What are Dental Fillings?
Traditional dental fillings (restoratives) include gold, porcelain, and composite/silver amalgam. The strength and durability of traditional dental materials continue to make them useful for situations where restored teeth must withstand extreme forces that result from chewing, such as in the back of the mouth.
Newer dental fillings include ceramic and plastic compounds that mimic the appearance of natural teeth. These compounds, often called composite resins, are usually used on the front teeth where a natural appearance is important. They can be used on the back teeth as well depending on the location and extent of the tooth decay.
What’s Right for Me?
Several factors influence the performance, durability, longevity and expense of dental restorations:
- The components used in the filling material
- The amount of tooth structure remaining
- Where and how the filling is placed
- The chewing load that the tooth will have to bear
- The length and number of visits needed to prepare and adjust the restored tooth
Types of Dental Fillings
The ultimate decision about what to use is best determined in consultation with your doctor. Before your treatment begins, discuss the options with your doctor. To help you prepare for this discussion it is helpful to understand the two basic types of dental fillings: indirect and direct.
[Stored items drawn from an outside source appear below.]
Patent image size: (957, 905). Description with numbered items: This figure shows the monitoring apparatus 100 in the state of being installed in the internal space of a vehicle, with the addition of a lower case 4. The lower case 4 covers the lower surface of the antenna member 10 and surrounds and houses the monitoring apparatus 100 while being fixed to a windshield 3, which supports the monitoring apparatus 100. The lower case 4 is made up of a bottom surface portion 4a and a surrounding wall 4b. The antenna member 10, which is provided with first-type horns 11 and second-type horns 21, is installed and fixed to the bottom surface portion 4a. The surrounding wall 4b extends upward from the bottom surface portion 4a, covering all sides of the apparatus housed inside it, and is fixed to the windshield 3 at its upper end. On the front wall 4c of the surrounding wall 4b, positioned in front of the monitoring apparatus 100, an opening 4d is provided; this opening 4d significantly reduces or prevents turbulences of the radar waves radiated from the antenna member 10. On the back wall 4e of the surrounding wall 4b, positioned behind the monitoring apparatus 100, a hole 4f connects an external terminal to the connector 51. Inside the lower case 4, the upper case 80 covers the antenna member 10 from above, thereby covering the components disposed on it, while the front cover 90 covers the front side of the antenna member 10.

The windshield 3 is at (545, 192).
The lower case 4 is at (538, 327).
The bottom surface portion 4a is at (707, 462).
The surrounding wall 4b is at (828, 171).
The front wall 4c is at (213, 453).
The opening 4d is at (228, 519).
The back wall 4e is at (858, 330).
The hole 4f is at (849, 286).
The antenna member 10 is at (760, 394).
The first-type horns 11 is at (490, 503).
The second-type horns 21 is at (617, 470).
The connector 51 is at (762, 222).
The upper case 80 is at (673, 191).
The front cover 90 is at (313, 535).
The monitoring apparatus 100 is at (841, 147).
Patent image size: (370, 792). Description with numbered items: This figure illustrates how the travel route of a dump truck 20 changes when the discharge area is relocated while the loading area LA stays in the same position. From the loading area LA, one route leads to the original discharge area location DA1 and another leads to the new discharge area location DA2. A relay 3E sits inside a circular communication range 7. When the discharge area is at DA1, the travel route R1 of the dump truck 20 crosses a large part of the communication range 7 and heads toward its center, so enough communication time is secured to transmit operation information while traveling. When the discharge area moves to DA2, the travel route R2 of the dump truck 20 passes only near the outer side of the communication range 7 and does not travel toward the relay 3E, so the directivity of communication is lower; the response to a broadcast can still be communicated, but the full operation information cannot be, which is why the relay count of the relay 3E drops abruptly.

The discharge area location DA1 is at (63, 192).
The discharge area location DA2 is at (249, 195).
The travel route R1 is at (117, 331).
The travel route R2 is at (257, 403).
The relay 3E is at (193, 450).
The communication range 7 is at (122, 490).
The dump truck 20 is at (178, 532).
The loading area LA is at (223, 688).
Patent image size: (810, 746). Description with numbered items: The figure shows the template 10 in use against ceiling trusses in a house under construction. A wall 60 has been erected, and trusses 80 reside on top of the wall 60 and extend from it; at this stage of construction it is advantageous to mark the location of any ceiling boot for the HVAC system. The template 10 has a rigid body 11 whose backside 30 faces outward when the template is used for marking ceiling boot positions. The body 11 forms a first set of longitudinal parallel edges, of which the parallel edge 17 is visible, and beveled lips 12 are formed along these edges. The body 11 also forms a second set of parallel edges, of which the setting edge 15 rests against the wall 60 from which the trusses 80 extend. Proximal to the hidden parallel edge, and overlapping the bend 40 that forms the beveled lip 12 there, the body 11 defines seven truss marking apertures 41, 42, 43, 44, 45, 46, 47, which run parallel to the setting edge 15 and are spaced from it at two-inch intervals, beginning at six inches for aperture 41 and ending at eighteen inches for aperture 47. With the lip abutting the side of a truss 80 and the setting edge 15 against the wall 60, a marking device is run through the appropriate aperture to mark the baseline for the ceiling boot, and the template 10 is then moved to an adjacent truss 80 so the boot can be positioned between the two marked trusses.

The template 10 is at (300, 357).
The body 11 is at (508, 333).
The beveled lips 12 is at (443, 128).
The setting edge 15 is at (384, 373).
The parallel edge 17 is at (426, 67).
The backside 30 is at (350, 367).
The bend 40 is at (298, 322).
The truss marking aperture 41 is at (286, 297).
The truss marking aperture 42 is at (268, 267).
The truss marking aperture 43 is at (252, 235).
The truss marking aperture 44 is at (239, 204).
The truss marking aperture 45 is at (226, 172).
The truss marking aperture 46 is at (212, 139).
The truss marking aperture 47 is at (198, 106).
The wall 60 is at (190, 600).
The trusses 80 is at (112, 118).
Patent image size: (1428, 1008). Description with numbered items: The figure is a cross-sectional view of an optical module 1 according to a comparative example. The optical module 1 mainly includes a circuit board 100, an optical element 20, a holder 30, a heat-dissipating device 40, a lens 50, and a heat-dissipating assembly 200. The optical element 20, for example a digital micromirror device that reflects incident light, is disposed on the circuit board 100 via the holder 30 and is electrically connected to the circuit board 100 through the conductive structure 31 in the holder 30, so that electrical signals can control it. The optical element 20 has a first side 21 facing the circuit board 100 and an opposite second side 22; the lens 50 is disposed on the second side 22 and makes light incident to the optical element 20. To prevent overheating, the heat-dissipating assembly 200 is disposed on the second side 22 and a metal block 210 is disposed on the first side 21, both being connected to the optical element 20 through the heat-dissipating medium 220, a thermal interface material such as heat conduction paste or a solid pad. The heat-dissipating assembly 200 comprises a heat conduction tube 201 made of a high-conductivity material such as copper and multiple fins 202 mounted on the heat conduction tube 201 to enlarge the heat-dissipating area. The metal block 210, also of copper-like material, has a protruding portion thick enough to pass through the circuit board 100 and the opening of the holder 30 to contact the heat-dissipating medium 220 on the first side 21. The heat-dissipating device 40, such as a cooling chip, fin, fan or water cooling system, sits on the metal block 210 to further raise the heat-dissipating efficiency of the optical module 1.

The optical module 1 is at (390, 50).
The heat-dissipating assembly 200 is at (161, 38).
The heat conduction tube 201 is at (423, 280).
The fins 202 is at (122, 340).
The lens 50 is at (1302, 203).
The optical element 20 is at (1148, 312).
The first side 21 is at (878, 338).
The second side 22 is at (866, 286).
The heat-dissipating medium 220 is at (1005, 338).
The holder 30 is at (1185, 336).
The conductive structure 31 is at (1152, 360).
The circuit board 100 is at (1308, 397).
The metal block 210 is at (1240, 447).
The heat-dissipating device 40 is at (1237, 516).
Indirect fillings generally require two or more visits. They include porcelain on-lays, veneers, crowns and bridges fabricated with gold-platinum-palladium alloys, base metal alloys, ceramics or composites. During the first visit, the dentist prepares the tooth and makes an impression of the area to be restored. The dentist then places a temporary covering over the prepared tooth. The impression is sent to a dental laboratory which creates the dental restoration. At the next appointment, the dentist fits and cements the restoration into the prepared cavity and adjusts it as needed.
Direct fillings are fillings placed immediately into a prepared cavity in a single visit. They include glass ionomers, resin ionomers, and composite (resin) fillings and silver amalgam. The dentist prepares the tooth, places the filling, and adjusts it during one appointment.